Masterarbeit - Details

Spracherkennung mit tiefen neuronalen Netzen auf mehrkanaligen Zeitsignalen

In Kooperation mit der University of Cambridge, UK.

Betreuer (IKS):Lars Thieling

Themengebiet: Sprachsignalverarbeitung, Spracherkennung, Machine Learning

Kategorie: Masterarbeit (MA)

Status: laufend

Tools: Matlab, Python, C++


Although automatic speech recognition (ASR) is a well established research topic, many state-of-the-art systems are developed under the assumption of having only a single microphone and are thus only performing well in close-talking, noise-free scenarios.
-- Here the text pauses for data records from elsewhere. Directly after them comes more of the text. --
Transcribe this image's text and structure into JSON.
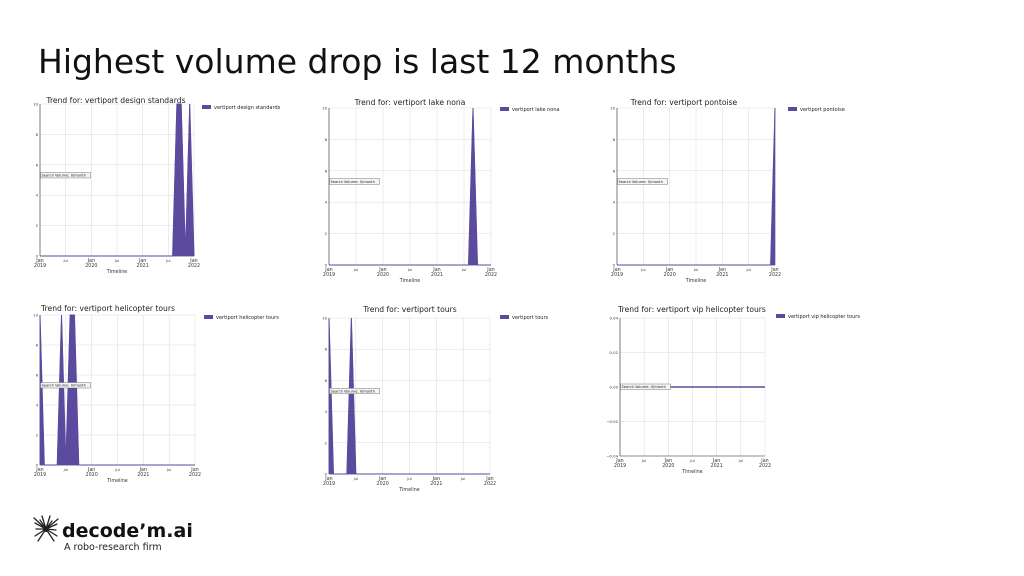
{
  "slide": {
    "title": "Highest volume drop is last 12 months"
  },
  "logo": {
    "name": "decode’m.ai",
    "tagline": "A robo-research firm"
  },
  "colors": {
    "series": "#5b4a9e",
    "grid": "#d9d9d9",
    "axis": "#333333"
  },
  "chart_data": [
    {
      "type": "area",
      "title": "Trend for: vertiport design standards",
      "legend": "vertiport design standards",
      "annotation": "Search Volume: 0/month",
      "xlabel": "Timeline",
      "x": [
        "2019-01",
        "2019-02",
        "2019-03",
        "2019-04",
        "2019-05",
        "2019-06",
        "2019-07",
        "2019-08",
        "2019-09",
        "2019-10",
        "2019-11",
        "2019-12",
        "2020-01",
        "2020-02",
        "2020-03",
        "2020-04",
        "2020-05",
        "2020-06",
        "2020-07",
        "2020-08",
        "2020-09",
        "2020-10",
        "2020-11",
        "2020-12",
        "2021-01",
        "2021-02",
        "2021-03",
        "2021-04",
        "2021-05",
        "2021-06",
        "2021-07",
        "2021-08",
        "2021-09",
        "2021-10",
        "2021-11",
        "2021-12",
        "2022-01"
      ],
      "values": [
        0,
        0,
        0,
        0,
        0,
        0,
        0,
        0,
        0,
        0,
        0,
        0,
        0,
        0,
        0,
        0,
        0,
        0,
        0,
        0,
        0,
        0,
        0,
        0,
        0,
        0,
        0,
        0,
        0,
        0,
        0,
        0,
        10,
        10,
        0,
        10,
        0
      ],
      "xticks": [
        "Jan\n2019",
        "Jul",
        "Jan\n2020",
        "Jul",
        "Jan\n2021",
        "Jul",
        "Jan\n2022"
      ],
      "yticks": [
        "0",
        "2",
        "4",
        "6",
        "8",
        "10"
      ],
      "ylim": [
        0,
        10
      ]
    },
    {
      "type": "area",
      "title": "Trend for: vertiport lake nona",
      "legend": "vertiport lake nona",
      "annotation": "Search Volume: 0/month",
      "xlabel": "Timeline",
      "x": [
        "2019-01",
        "2019-02",
        "2019-03",
        "2019-04",
        "2019-05",
        "2019-06",
        "2019-07",
        "2019-08",
        "2019-09",
        "2019-10",
        "2019-11",
        "2019-12",
        "2020-01",
        "2020-02",
        "2020-03",
        "2020-04",
        "2020-05",
        "2020-06",
        "2020-07",
        "2020-08",
        "2020-09",
        "2020-10",
        "2020-11",
        "2020-12",
        "2021-01",
        "2021-02",
        "2021-03",
        "2021-04",
        "2021-05",
        "2021-06",
        "2021-07",
        "2021-08",
        "2021-09",
        "2021-10",
        "2021-11",
        "2021-12",
        "2022-01"
      ],
      "values": [
        0,
        0,
        0,
        0,
        0,
        0,
        0,
        0,
        0,
        0,
        0,
        0,
        0,
        0,
        0,
        0,
        0,
        0,
        0,
        0,
        0,
        0,
        0,
        0,
        0,
        0,
        0,
        0,
        0,
        0,
        0,
        0,
        10,
        0,
        0,
        0,
        0
      ],
      "xticks": [
        "Jan\n2019",
        "Jul",
        "Jan\n2020",
        "Jul",
        "Jan\n2021",
        "Jul",
        "Jan\n2022"
      ],
      "yticks": [
        "0",
        "2",
        "4",
        "6",
        "8",
        "10"
      ],
      "ylim": [
        0,
        10
      ]
    },
    {
      "type": "area",
      "title": "Trend for: vertiport pontoise",
      "legend": "vertiport pontoise",
      "annotation": "Search Volume: 0/month",
      "xlabel": "Timeline",
      "x": [
        "2019-01",
        "2019-02",
        "2019-03",
        "2019-04",
        "2019-05",
        "2019-06",
        "2019-07",
        "2019-08",
        "2019-09",
        "2019-10",
        "2019-11",
        "2019-12",
        "2020-01",
        "2020-02",
        "2020-03",
        "2020-04",
        "2020-05",
        "2020-06",
        "2020-07",
        "2020-08",
        "2020-09",
        "2020-10",
        "2020-11",
        "2020-12",
        "2021-01",
        "2021-02",
        "2021-03",
        "2021-04",
        "2021-05",
        "2021-06",
        "2021-07",
        "2021-08",
        "2021-09",
        "2021-10",
        "2021-11",
        "2021-12",
        "2022-01"
      ],
      "values": [
        0,
        0,
        0,
        0,
        0,
        0,
        0,
        0,
        0,
        0,
        0,
        0,
        0,
        0,
        0,
        0,
        0,
        0,
        0,
        0,
        0,
        0,
        0,
        0,
        0,
        0,
        0,
        0,
        0,
        0,
        0,
        0,
        0,
        0,
        0,
        0,
        10
      ],
      "xticks": [
        "Jan\n2019",
        "Jul",
        "Jan\n2020",
        "Jul",
        "Jan\n2021",
        "Jul",
        "Jan\n2022"
      ],
      "yticks": [
        "0",
        "2",
        "4",
        "6",
        "8",
        "10"
      ],
      "ylim": [
        0,
        10
      ]
    },
    {
      "type": "area",
      "title": "Trend for: vertiport helicopter tours",
      "legend": "vertiport helicopter tours",
      "annotation": "Search Volume: 0/month",
      "xlabel": "Timeline",
      "x": [
        "2019-01",
        "2019-02",
        "2019-03",
        "2019-04",
        "2019-05",
        "2019-06",
        "2019-07",
        "2019-08",
        "2019-09",
        "2019-10",
        "2019-11",
        "2019-12",
        "2020-01",
        "2020-02",
        "2020-03",
        "2020-04",
        "2020-05",
        "2020-06",
        "2020-07",
        "2020-08",
        "2020-09",
        "2020-10",
        "2020-11",
        "2020-12",
        "2021-01",
        "2021-02",
        "2021-03",
        "2021-04",
        "2021-05",
        "2021-06",
        "2021-07",
        "2021-08",
        "2021-09",
        "2021-10",
        "2021-11",
        "2021-12",
        "2022-01"
      ],
      "values": [
        10,
        0,
        0,
        0,
        0,
        10,
        0,
        10,
        10,
        0,
        0,
        0,
        0,
        0,
        0,
        0,
        0,
        0,
        0,
        0,
        0,
        0,
        0,
        0,
        0,
        0,
        0,
        0,
        0,
        0,
        0,
        0,
        0,
        0,
        0,
        0,
        0
      ],
      "xticks": [
        "Jan\n2019",
        "Jul",
        "Jan\n2020",
        "Jul",
        "Jan\n2021",
        "Jul",
        "Jan\n2022"
      ],
      "yticks": [
        "0",
        "2",
        "4",
        "6",
        "8",
        "10"
      ],
      "ylim": [
        0,
        10
      ]
    },
    {
      "type": "area",
      "title": "Trend for: vertiport tours",
      "legend": "vertiport tours",
      "annotation": "Search Volume: 0/month",
      "xlabel": "Timeline",
      "x": [
        "2019-01",
        "2019-02",
        "2019-03",
        "2019-04",
        "2019-05",
        "2019-06",
        "2019-07",
        "2019-08",
        "2019-09",
        "2019-10",
        "2019-11",
        "2019-12",
        "2020-01",
        "2020-02",
        "2020-03",
        "2020-04",
        "2020-05",
        "2020-06",
        "2020-07",
        "2020-08",
        "2020-09",
        "2020-10",
        "2020-11",
        "2020-12",
        "2021-01",
        "2021-02",
        "2021-03",
        "2021-04",
        "2021-05",
        "2021-06",
        "2021-07",
        "2021-08",
        "2021-09",
        "2021-10",
        "2021-11",
        "2021-12",
        "2022-01"
      ],
      "values": [
        10,
        0,
        0,
        0,
        0,
        10,
        0,
        0,
        0,
        0,
        0,
        0,
        0,
        0,
        0,
        0,
        0,
        0,
        0,
        0,
        0,
        0,
        0,
        0,
        0,
        0,
        0,
        0,
        0,
        0,
        0,
        0,
        0,
        0,
        0,
        0,
        0
      ],
      "xticks": [
        "Jan\n2019",
        "Jul",
        "Jan\n2020",
        "Jul",
        "Jan\n2021",
        "Jul",
        "Jan\n2022"
      ],
      "yticks": [
        "0",
        "2",
        "4",
        "6",
        "8",
        "10"
      ],
      "ylim": [
        0,
        10
      ]
    },
    {
      "type": "line",
      "title": "Trend for: vertiport vip helicopter tours",
      "legend": "vertiport vip helicopter tours",
      "annotation": "Search Volume: 0/month",
      "xlabel": "Timeline",
      "x": [
        "2019-01",
        "2019-02",
        "2019-03",
        "2019-04",
        "2019-05",
        "2019-06",
        "2019-07",
        "2019-08",
        "2019-09",
        "2019-10",
        "2019-11",
        "2019-12",
        "2020-01",
        "2020-02",
        "2020-03",
        "2020-04",
        "2020-05",
        "2020-06",
        "2020-07",
        "2020-08",
        "2020-09",
        "2020-10",
        "2020-11",
        "2020-12",
        "2021-01",
        "2021-02",
        "2021-03",
        "2021-04",
        "2021-05",
        "2021-06",
        "2021-07",
        "2021-08",
        "2021-09",
        "2021-10",
        "2021-11",
        "2021-12",
        "2022-01"
      ],
      "values": [
        0,
        0,
        0,
        0,
        0,
        0,
        0,
        0,
        0,
        0,
        0,
        0,
        0,
        0,
        0,
        0,
        0,
        0,
        0,
        0,
        0,
        0,
        0,
        0,
        0,
        0,
        0,
        0,
        0,
        0,
        0,
        0,
        0,
        0,
        0,
        0,
        0
      ],
      "xticks": [
        "Jan\n2019",
        "Jul",
        "Jan\n2020",
        "Jul",
        "Jan\n2021",
        "Jul",
        "Jan\n2022"
      ],
      "yticks": [
        "−0.04",
        "−0.02",
        "0.00",
        "0.02",
        "0.04"
      ],
      "ylim": [
        -0.05,
        0.05
      ]
    }
  ]
}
Nowadays typical use cases of ASR systems are more and more characterized by far-field scenarios. In such far-field scenarios, the speech signal is subject to degradation due to reverberation and additive noise, significantly degrading the word error rate (WER). To improve recognition, often multiple microphones are used to enhance the speech signal and eliminate unwanted reverberation and noise.

In conventional ASR systems, handcrafted feature extraction methods, such as the mel-frequency cepstral coefficients (MFCC’s) feature extraction method, are applied to the raw time signal in a first step. The extracted features are then fed into a deep neural network (DNN) for acoustic modelling. In recent research literature, the feature extraction step is replaced by convolutional neural networks (CNN) and integrated into the acoustic model (AM) making it possible to jointly train the AM and the feature extraction step by a feature extraction model (FEM) using CNNs.

In this thesis, a multi-channel ASR system using the raw time signal as input will be implemented. The focus will be put on designing and implementing the FEM for multi-channel input. First, a research of existing multi-channel feature extraction approaches will be done. Subsequently, promising architectures and approaches for the FEM will be evaluated.